Bell renamed the house ‘Bell’vue’, a reference to himself of course, and perhaps also the set of terraces that he then built directly in front of the cottage. This was ‘Bells Terrace’. The location of these four dwellings effectively blocked any southern view that Woolcott might have once enjoyed. Moses Bell could nonetheless enjoy the harbour from the verandah and doors on the east and west sides, happy in the knowledge that his children had a home nearby in the terrace. Moses died in 1891 but his wife lived at ‘Bell’vue’ well into the next century. ‘Bells Terrace’ accommodated members of the family until the 1950s.

In Moses’ time, Blues Point was a typically mixed precinct. The working foreshore with its ferries and coal depot was complemented by small cottages for working people back up along Blues Point Road Middle Street.
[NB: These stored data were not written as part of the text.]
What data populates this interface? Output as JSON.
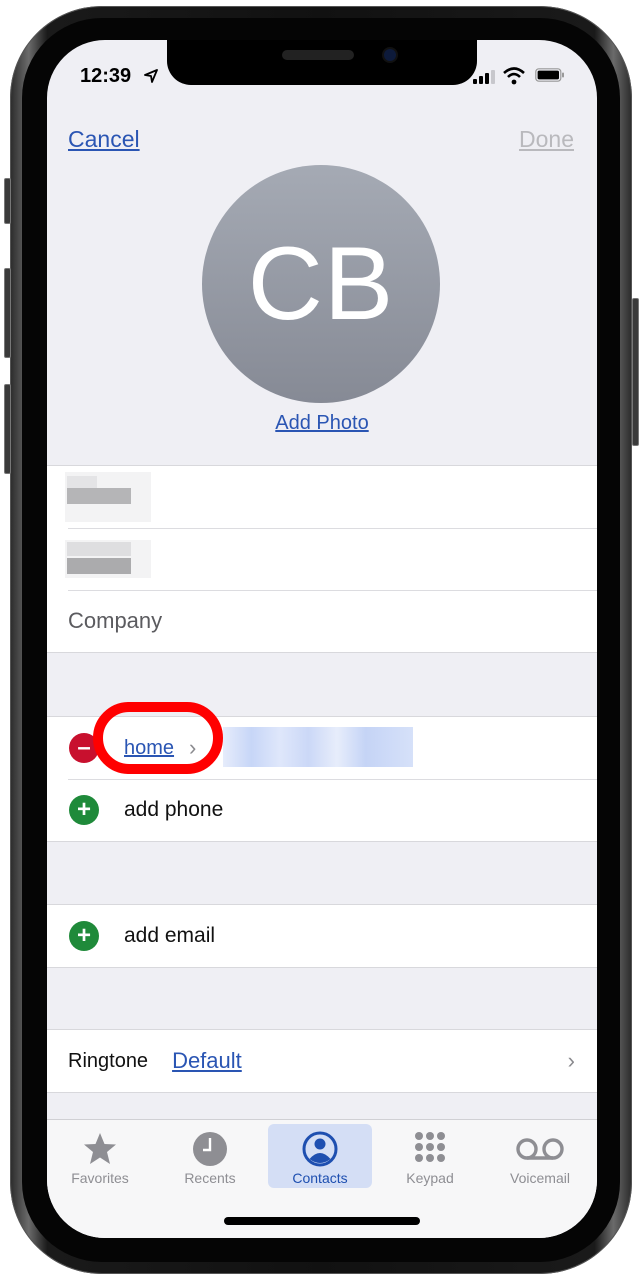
{
  "status_bar": {
    "time": "12:39",
    "location_icon": "location-arrow-icon",
    "signal_icon": "cellular-signal-icon",
    "wifi_icon": "wifi-icon",
    "battery_icon": "battery-icon"
  },
  "nav": {
    "cancel_label": "Cancel",
    "done_label": "Done"
  },
  "contact": {
    "initials": "CB",
    "add_photo_label": "Add Photo"
  },
  "name_fields": {
    "first_name": "",
    "last_name": "",
    "company_placeholder": "Company"
  },
  "phone_section": {
    "phone_label": "home",
    "phone_value": "",
    "remove_icon": "minus-circle-icon",
    "add_phone_label": "add phone",
    "add_icon": "plus-circle-icon"
  },
  "email_section": {
    "add_email_label": "add email"
  },
  "ringtone": {
    "label": "Ringtone",
    "value": "Default"
  },
  "tabbar": {
    "active": "Contacts",
    "tabs": [
      {
        "label": "Favorites",
        "icon": "star-icon"
      },
      {
        "label": "Recents",
        "icon": "clock-icon"
      },
      {
        "label": "Contacts",
        "icon": "person-circle-icon"
      },
      {
        "label": "Keypad",
        "icon": "keypad-icon"
      },
      {
        "label": "Voicemail",
        "icon": "voicemail-icon"
      }
    ]
  },
  "annotation": {
    "highlight_color": "#ff0000",
    "target": "home"
  },
  "colors": {
    "accent": "#2a55b3",
    "remove": "#c8102e",
    "add": "#1f8a3a",
    "background": "#efeff4"
  }
}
These contrasted with larger dwellings. ‘Bell’vue’, with its garden and outlook, was a desirable address in the 1890s.

By 1950 the working waterfront was still busy but many of the grander homes had been divided into smaller flats. Blues Point and adjoining McMahons Point, like many other waterfront precincts in the western end of Sydney Harbour, were looking run down. It was this place that Lloyd Rees captured in sombre greys, greens and browns when he painted The Harbour from McMahons Point, which won the Wynne Prize for landscape in 1950.

In February 1958, Rees’s painting illustrated an article in the Sydney Morning Herald reporting the imminent demise of both 'Bell’vue' and 'Bells Terrace'. They were to be demolished to make way for ‘Blues Point Tower – part of the residential redevelopment of the area that some hoped would forestall further industrialisation. The only remaining resident was Mrs E Bell, widow of Moses Bell’s grandson who had grown up there. ‘Bell’vue’ was derelict and Mrs Bell herself was moving out of her terrace, resigned to the arrival of high-rise flats. ‘Sad isn’t it?’ she remarked to the reporter, ‘I’m just a newcomer... I’ve only been here 25 years but you get attached to the place, the big rooms, the view, the furniture... Its hard to leave but its no good crying about it. We’ve been compensated. And I’d rather see flats at McMahons Point than factories’.

The imminent demise of ‘Bell’vue’ brought together other locals concerned at the destruction of the built heritage of the area. So the North Shore Historical Society was established in 1958 – only the third such organisation on the north shore. In the days before the civil disobedience and ‘green bans’ that saved the Rocks precinct in the 1970s, the new Society negotiated with the developer to dismantle the cottage so that it might be rebuilt nearby. In 1960 an optimistic Society member, Irene Maher, declared ‘You just can’t pull down a piece of old Sydney as lovely as that’ (Sydney Morning Herald, 7 February 1960).

As agreed the stone blocks of old ‘Bell’vue’ were taken apart, numbered and set aside near the waterfront. And then, without the means to reassemble them, they disappeared and ‘Bell’vue’ joined the long list of lost houses. No one recalls when or how or why this happened, but it is possible that the stones ended up lining the gutters of streets in some other part of Sydney.

Having failed in this first attempt to save a piece of local history, the Society went on to play a pivotal role in documenting the local area and ultimately saving ‘Don Bankcottage for posterity.